On comprend, dès lors, cette sorte de mise en garde sibylline à Kabila par Herman Cohen qui, dans une interview à Top Congo, recommandait à l’ancien Président de se tenir loin des affaires de l’Etat s’il tient à remplier un jour. L’on comprend aussi cette recommandation tout aussi sibylline de la Cenco au Président Tshisekedi à qui elle demande d’assumer « pleinement » ses fonctions.
Idem pour cette attitude répétée de l’aile radicale de Lamuka. Pas plus tard que ce dimanche lors de la marché non actée par la ville, Martin Fayulu traitait Félix Tshisekedi de « masque » et de « marionnette » de Joseph Kabila qu’il continue de considérer comme le détenteur effectif du pouvoir.
On est là en face d’un front contrarié par la formule de coalition que ces mêmes officines semblent avoir juré de mettre en échec afin d’avoir les coudées franches dans leur équipée de contrôle du nouveau pouvoir. Cet élan n’est pas que l’apanage de ces officines politico-affairistes. Mais des capitaux occidentaux y sont pleinement engagés avec pour souci majeur de faire imploser la coalition en essayant de dresser ses leaders les uns contre les autres. On a, en effet, déjà entendu le genre de discours subliminal de la Cenco du côté de Washington lors du séjour du Président Félix Tshisekedi.

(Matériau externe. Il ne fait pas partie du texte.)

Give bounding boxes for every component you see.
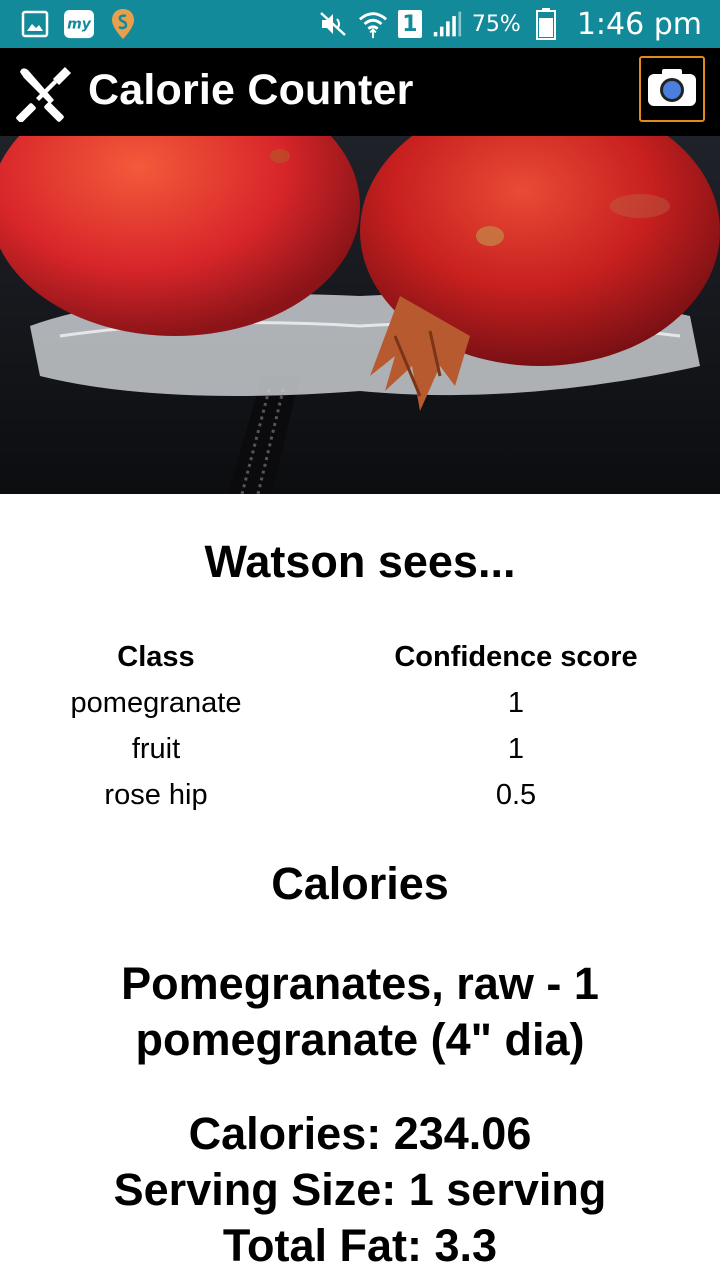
score-cell: 0.5 <box>495 778 537 811</box>
signal-icon <box>432 9 462 39</box>
class-cell: pomegranate <box>70 686 242 719</box>
column-header-class: Class <box>117 640 195 673</box>
battery-icon <box>531 8 561 40</box>
nutrition-facts: Calories: 234.06 Serving Size: 1 serving… <box>0 1106 720 1274</box>
sim-icon: 1 <box>397 10 422 38</box>
fork-knife-icon <box>14 62 74 123</box>
score-cell: 1 <box>507 686 525 719</box>
calories-heading: Calories <box>271 858 449 909</box>
food-photo <box>0 136 720 494</box>
food-name: Pomegranates, raw - 1 pomegranate (4" di… <box>121 958 599 1065</box>
swiggy-icon <box>108 9 138 39</box>
app-title: Calorie Counter <box>88 66 414 114</box>
system-status: 1 75% 1:46 pm <box>318 6 702 42</box>
mute-icon <box>318 9 348 39</box>
class-cell: fruit <box>131 732 181 765</box>
svg-text:my: my <box>67 17 92 33</box>
battery-percent: 75% <box>471 11 521 37</box>
camera-button[interactable] <box>639 56 705 122</box>
classification-table: Class Confidence score pomegranate 1 fru… <box>0 634 720 818</box>
table-row: rose hip 0.5 <box>0 772 720 818</box>
calories-value: Calories: 234.06 <box>188 1108 532 1159</box>
gallery-icon <box>20 9 50 39</box>
table-header-row: Class Confidence score <box>0 634 720 680</box>
column-header-confidence: Confidence score <box>394 640 638 673</box>
table-row: fruit 1 <box>0 726 720 772</box>
class-cell: rose hip <box>104 778 208 811</box>
notification-icons: my <box>20 8 138 40</box>
clock: 1:46 pm <box>576 6 702 42</box>
status-bar: my 1 75% 1:46 pm <box>0 0 720 48</box>
camera-icon <box>646 66 698 113</box>
table-row: pomegranate 1 <box>0 680 720 726</box>
app-bar: Calorie Counter <box>0 48 720 136</box>
watson-heading: Watson sees... <box>204 536 516 587</box>
total-fat: Total Fat: 3.3 <box>222 1220 498 1271</box>
wifi-icon <box>358 9 388 39</box>
serving-size: Serving Size: 1 serving <box>113 1164 607 1215</box>
score-cell: 1 <box>507 732 525 765</box>
mytel-app-icon: my <box>64 9 94 39</box>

De même cet empressement de ces occidentaux (américains, belges, français, Fmi, banque mondiale) à renouer avec un pays qui n’a pas encore toutes ses institutions en place et pleinement fonctionnelles suffit à mettre la puce à l’oreille de tout observateur averti. Il est, en effet, contradictoire que ce soit les mêmes Occidentaux, si à cheval sur les principes, qui viennent « dealer » avec le Chef de l’Etat congolais tout en sachant qu’il n’a pas encore de Gouvernement pour prendre des engagements jusqu’à un certain niveau tout en demeurant en conformité avec les dispositions constitutionnelles.
De deux choses l’une dans ces sollicitations : soit on entête Fatshi pour le pousser à s’affranchir de la coalition FCC-CACH, soit on le pousse à la faute par des actes de gestion qui finissent par fâcher dans le camp FCC. Dans les deux cas, c’est l’édifice FCC6CACH qui est ciblé pour être anéanti, même s’il faut en arriver à un chaos politique et institutionnel.
Et dans ce cas d’espèce, les Occidentaux n’en seraient pas à leur première initiative. En 64-65 déjà, à travers la manipulation de Mobutu, les Occidentaux avaient réussi à entêter Kasa-Vubu au point que celui-ci tenta, par deux fois, de s’affranchir de ses obligations constitutionnelles devant la configuration politique et institutionnelle qu’imposait l’issue des élections de 1964. En effet, alors que Moïse Tshombe détenait la majorité au parlement et devenait, de droit, Premier ministre, Kasa-Vubu – qui avait déjà à son compteur plus de trois Premiers ministres dans la période très tumultueuse de 1960 à 1964, et ce malgré le bref coup d’Etat de Mobutu – Kasa-Vubu donc préféra jeter son dévolu sur Evariste Kimba qui, lui, sera rejeté à deux reprises par le Parlement.
La confusion politique et la crise institutionnelle ainsi nées profite à Mobutu qui, pour la seconde fois, prendra le pouvoir pour le conserver pendant 32 ans, d’une main de fer et avec le soutien des mêmes occidentaux.